Kyogi karate has many inherent weaknesses, but before I look at them, I want to highlight a few of its strengths. The most obvious positives include the high level of aerobic fitness and physical flexibility it brings to those who pursue it seriously. It encourages dedication to training and a high work rate over a prolonged period of time. All things being equal, it rewards hard work and effort, and in team events encourages comradeship. None of these things should be dismissed as unimportant.

I would argue strongly that if handled correctly a young person’s involvement in sport of any kind will have a very positive effect on his personal growth and future life. For those involved in kyogi karate these attributes, along with winning of course, form the backbone of their involvement and provide justification to keep training the way they do.

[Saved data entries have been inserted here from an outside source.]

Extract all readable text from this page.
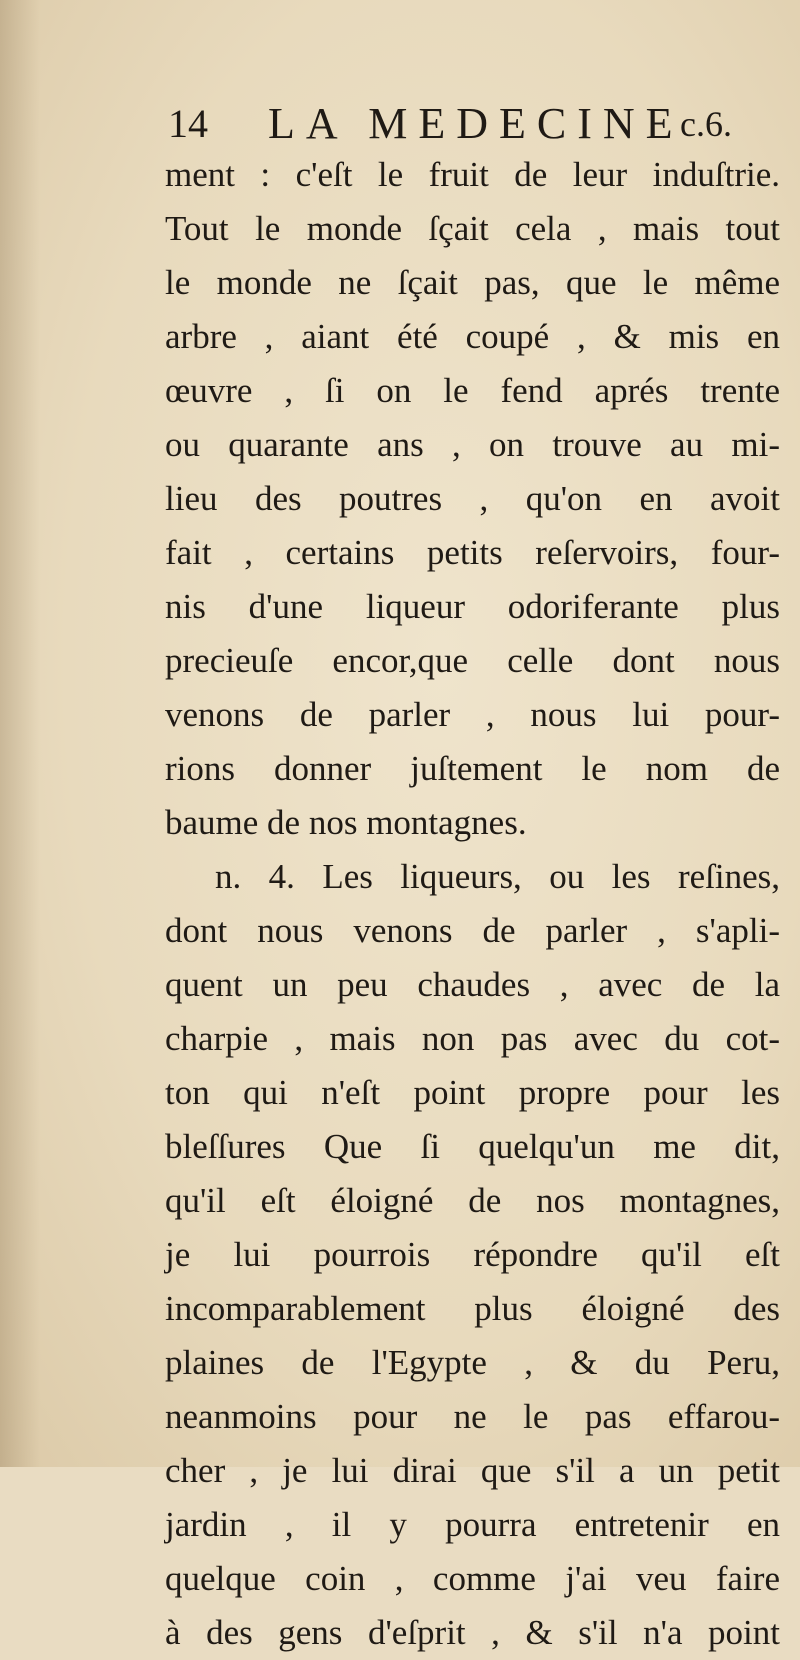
14 LA MEDECINE
c.6.
ment : c'eſt le fruit de leur induſtrie.
Tout le monde ſçait cela , mais tout
le monde ne ſçait pas, que le même
arbre , aiant été coupé , & mis en
œuvre , ſi on le fend aprés trente
ou quarante ans , on trouve au mi-
lieu des poutres , qu'on en avoit
fait , certains petits reſervoirs, four-
nis d'une liqueur odoriferante plus
precieuſe encor,que celle dont nous
venons de parler , nous lui pour-
rions donner juſtement le nom de
baume de nos montagnes.
n. 4. Les liqueurs, ou les reſines,
dont nous venons de parler , s'apli-
quent un peu chaudes , avec de la
charpie , mais non pas avec du cot-
ton qui n'eſt point propre pour les
bleſſures Que ſi quelqu'un me dit,
qu'il eſt éloigné de nos montagnes,
je lui pourrois répondre qu'il eſt
incomparablement plus éloigné des
plaines de l'Egypte , & du Peru,
neanmoins pour ne le pas effarou-
cher , je lui dirai que s'il a un petit
jardin , il y pourra entretenir en
quelque coin , comme j'ai veu faire
à des gens d'eſprit , & s'il n'a point
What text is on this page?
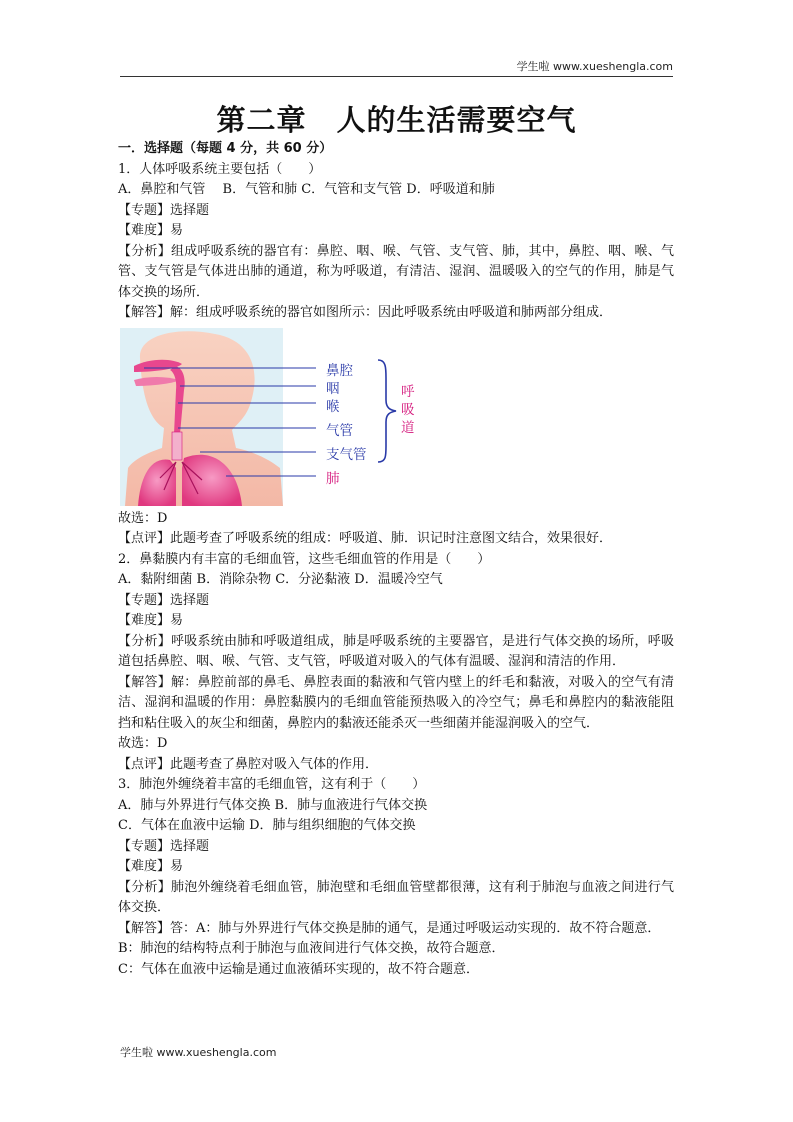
学生啦 www.xueshengla.com
第二章　人的生活需要空气

一．选择题（每题 4 分，共 60 分）

1．人体呼吸系统主要包括（　　）

A．鼻腔和气管　 B．气管和肺 C．气管和支气管 D．呼吸道和肺

【专题】选择题

【难度】易

【分析】组成呼吸系统的器官有：鼻腔、咽、喉、气管、支气管、肺，其中，鼻腔、咽、喉、气管、支气管是气体进出肺的通道，称为呼吸道，有清洁、湿润、温暖吸入的空气的作用，肺是气体交换的场所．

【解答】解：组成呼吸系统的器官如图所示：因此呼吸系统由呼吸道和肺两部分组成．

鼻腔
咽
喉
气管
支气管
肺
呼吸道

故选：D

【点评】此题考查了呼吸系统的组成：呼吸道、肺．识记时注意图文结合，效果很好．

2．鼻黏膜内有丰富的毛细血管，这些毛细血管的作用是（　　）

A．黏附细菌 B．消除杂物 C．分泌黏液 D．温暖冷空气

【专题】选择题

【难度】易

【分析】呼吸系统由肺和呼吸道组成，肺是呼吸系统的主要器官，是进行气体交换的场所，呼吸道包括鼻腔、咽、喉、气管、支气管，呼吸道对吸入的气体有温暖、湿润和清洁的作用．

【解答】解：鼻腔前部的鼻毛、鼻腔表面的黏液和气管内壁上的纤毛和黏液，对吸入的空气有清洁、湿润和温暖的作用：鼻腔黏膜内的毛细血管能预热吸入的冷空气；鼻毛和鼻腔内的黏液能阻挡和粘住吸入的灰尘和细菌，鼻腔内的黏液还能杀灭一些细菌并能湿润吸入的空气．

故选：D

【点评】此题考查了鼻腔对吸入气体的作用．

3．肺泡外缠绕着丰富的毛细血管，这有利于（　　）

A．肺与外界进行气体交换 B．肺与血液进行气体交换

C．气体在血液中运输 D．肺与组织细胞的气体交换

【专题】选择题

【难度】易

【分析】肺泡外缠绕着毛细血管，肺泡壁和毛细血管壁都很薄，这有利于肺泡与血液之间进行气体交换．

【解答】答：A：肺与外界进行气体交换是肺的通气，是通过呼吸运动实现的．故不符合题意．

B：肺泡的结构特点利于肺泡与血液间进行气体交换，故符合题意．

C：气体在血液中运输是通过血液循环实现的，故不符合题意．

学生啦 www.xueshengla.com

Indeed, who could argue against the self-confidence gained from being able to walk in front of a large and often excited crowd and perform well in either kumite or kata. That such positive effects can come out of your involvement in sport (any sport) should never be in doubt, but what has any of this to do with karate? I would say very little, and here’s why: because it is not just the physical mimicking of karate techniques that make karate what it is, but the mindset that underpins the movements we make, and why we make them.

It is possible for a good dancer to look better than a competition kata performer if you put both of them in a gi and get them to move around. Tom Cruise looked great in the movie “The Last Samurai,” but hopefully no one would seriously argue he had grasped the use of the Japanese sword in the same way as a long-term devotee of kendo or iaido has. It’s not the look of karate that gives it depth and therefore its value, but the way continual training over many years slowly reveals your true nature. In reality, what makes karate work is not the techniques but the mentality of the person using them. I walked away from kyogi karate in the early 1980s for a number of reasons, none of which had to do with getting older or no longer being a champion. I was only in my twenties when my dissatisfaction set in, and, as I was never a champion it wasn’t as if I was in decline from some lofty place of success.

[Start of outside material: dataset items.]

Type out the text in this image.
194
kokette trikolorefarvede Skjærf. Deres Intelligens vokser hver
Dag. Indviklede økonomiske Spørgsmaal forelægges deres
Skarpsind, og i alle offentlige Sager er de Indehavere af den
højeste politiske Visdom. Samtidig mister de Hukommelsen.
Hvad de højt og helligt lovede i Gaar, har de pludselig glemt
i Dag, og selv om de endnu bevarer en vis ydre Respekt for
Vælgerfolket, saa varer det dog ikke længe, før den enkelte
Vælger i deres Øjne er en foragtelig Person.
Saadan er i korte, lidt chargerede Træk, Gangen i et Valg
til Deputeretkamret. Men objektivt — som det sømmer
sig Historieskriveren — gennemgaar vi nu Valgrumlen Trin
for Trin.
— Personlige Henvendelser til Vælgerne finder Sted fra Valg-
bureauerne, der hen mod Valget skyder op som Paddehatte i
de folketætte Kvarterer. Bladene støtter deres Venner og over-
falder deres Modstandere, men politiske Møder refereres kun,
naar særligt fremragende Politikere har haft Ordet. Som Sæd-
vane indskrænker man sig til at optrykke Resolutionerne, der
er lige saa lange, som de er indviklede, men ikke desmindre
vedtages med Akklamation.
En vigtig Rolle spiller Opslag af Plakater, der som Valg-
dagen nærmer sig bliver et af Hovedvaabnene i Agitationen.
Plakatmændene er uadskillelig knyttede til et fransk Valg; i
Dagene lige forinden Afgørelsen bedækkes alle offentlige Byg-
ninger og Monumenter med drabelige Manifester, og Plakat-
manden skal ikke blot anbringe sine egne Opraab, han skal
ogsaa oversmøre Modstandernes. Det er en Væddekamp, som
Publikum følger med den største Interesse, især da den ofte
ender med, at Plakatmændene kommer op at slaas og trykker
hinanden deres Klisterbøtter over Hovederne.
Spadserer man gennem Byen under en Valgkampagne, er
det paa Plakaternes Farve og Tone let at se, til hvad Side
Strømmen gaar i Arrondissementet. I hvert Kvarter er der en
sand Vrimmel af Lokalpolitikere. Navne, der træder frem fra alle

My departure was due to a growing appreciation of the negativity surrounding this approach to karate, and the way the achievement of my personal success depended on the defeat of others. When I won, it was always at someone else’s expense. It fed my ego well, and perhaps this is sport karate’s biggest draw card, but ultimately I found it shallow and pointless: pardon the pun. The mindset (attitude) necessary to make karate work as a method of self-protection cannot be used in competition nor packaged into a sporting contest with all its rules and conditions, and in this basic understanding lies the limitations of kyogi karate.

The Olympic Way

By their very nature, all sports have a single aim, to win! The Olympic ideal stating, “It is not the winning that is important, but one’s participation” sounds wonderful. However, the vast amount of cheating exposed throughout the games’ modern history, from the athletes themselves through to the judges and officials, clearly shows this particular Olympic ideal is in reality given scant consideration by many within the Olympic movement. For those athletes who work hard and make a great sacrifice over many years to represent their nation on the world stage, adhering to the rules and spirit of their sport, it must be disheartening, to say the least, to learn, once the games are over, that they were relegated to the list of ‘also rans’ by individuals who, intent on winning at all costs, cheated.

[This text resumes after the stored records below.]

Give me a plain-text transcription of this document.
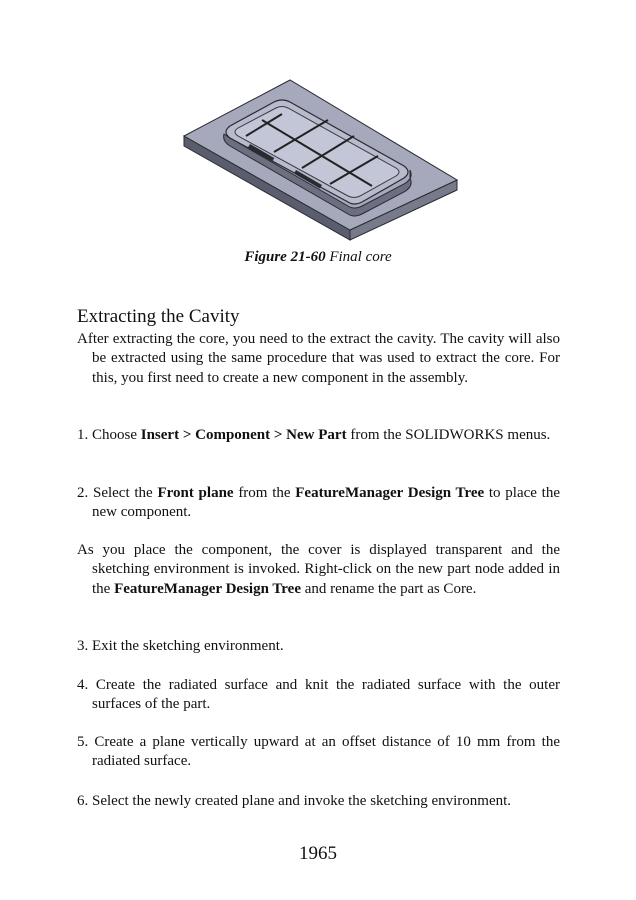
Figure 21-60 Final core
Extracting the Cavity
After extracting the core, you need to the extract the cavity. The cavity will also be extracted using the same procedure that was used to extract the core. For this, you first need to create a new component in the assembly.
1. Choose Insert > Component > New Part from the SOLIDWORKS menus.
2. Select the Front plane from the FeatureManager Design Tree to place the new component.
As you place the component, the cover is displayed transparent and the sketching environment is invoked. Right-click on the new part node added in the FeatureManager Design Tree and rename the part as Core.
3. Exit the sketching environment.
4. Create the radiated surface and knit the radiated surface with the outer surfaces of the part.
5. Create a plane vertically upward at an offset distance of 10 mm from the radiated surface.
6. Select the newly created plane and invoke the sketching environment.
1965
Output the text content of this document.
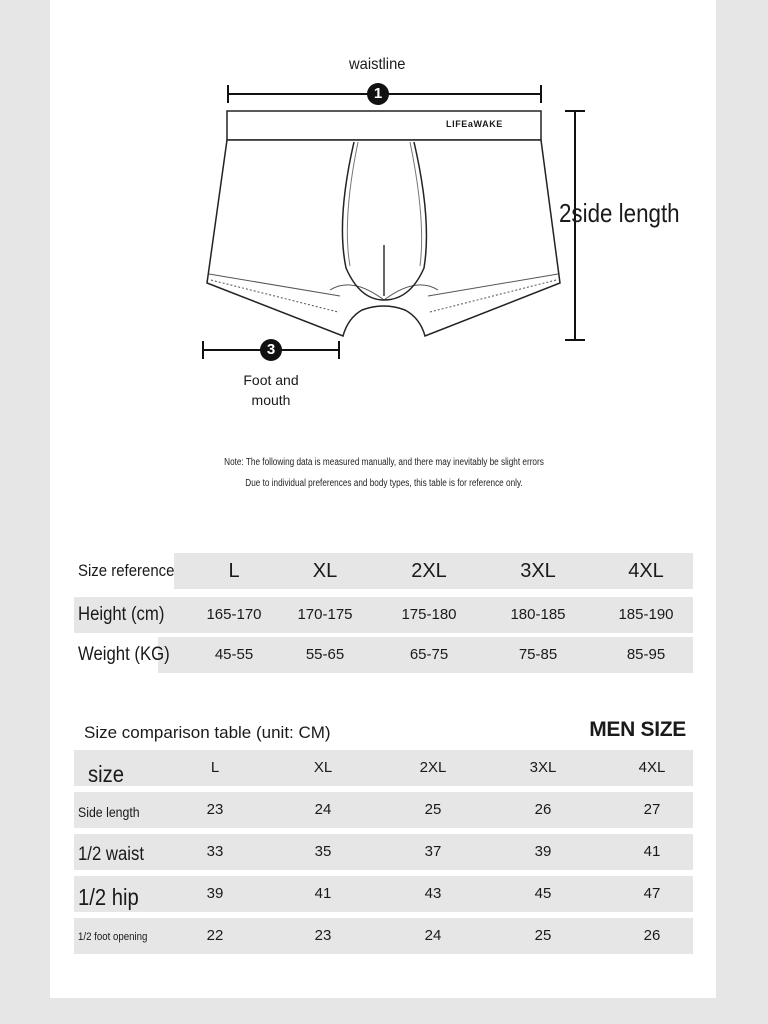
LIFEaWAKE
waistline
1
2side length
3
Foot and mouth
Note: The following data is measured manually, and there may inevitably be slight errors
Due to individual preferences and body types, this table is for reference only.
Size reference	L	XL	2XL	3XL	4XL
Height (cm)	165-170	170-175	175-180	180-185	185-190
Weight (KG)	45-55	55-65	65-75	75-85	85-95
Size comparison table (unit: CM)	MEN SIZE
size	L	XL	2XL	3XL	4XL
Side length	23	24	25	26	27
1/2 waist	33	35	37	39	41
1/2 hip	39	41	43	45	47
1/2 foot opening	22	23	24	25	26
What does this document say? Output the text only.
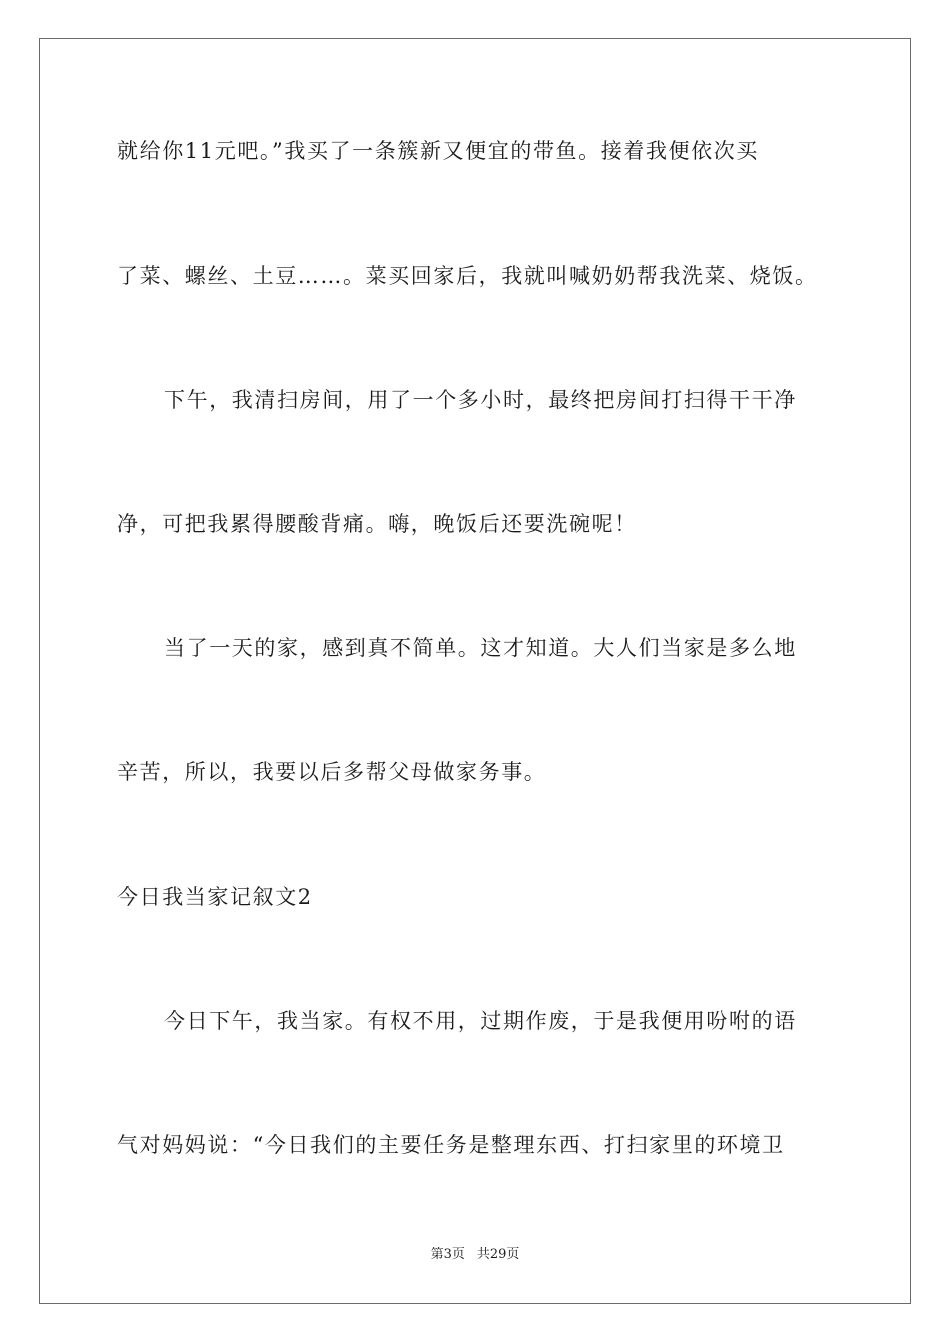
就给你11元吧。”我买了一条簇新又便宜的带鱼。接着我便依次买
了菜、螺丝、土豆……。菜买回家后，我就叫喊奶奶帮我洗菜、烧饭。
下午，我清扫房间，用了一个多小时，最终把房间打扫得干干净
净，可把我累得腰酸背痛。嗨，晚饭后还要洗碗呢！
当了一天的家，感到真不简单。这才知道。大人们当家是多么地
辛苦，所以，我要以后多帮父母做家务事。
今日我当家记叙文2
今日下午，我当家。有权不用，过期作废，于是我便用吩咐的语
气对妈妈说：“今日我们的主要任务是整理东西、打扫家里的环境卫
第3页 共29页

You need look no further than Vyv Simson and Andrew Jennings’ book Dishonored Games: Corruption, Money & Greed at the Olympics to discover the astonishing reality of ‘The Games’; it makes for interesting but discouraging reading. Participation in any sport at an elite level has a limited shelf life and those who pursue it, a kind of built in sell-by date. Once a certain age is reached then you either stop altogether or continue with the same activity in a different, less intense way.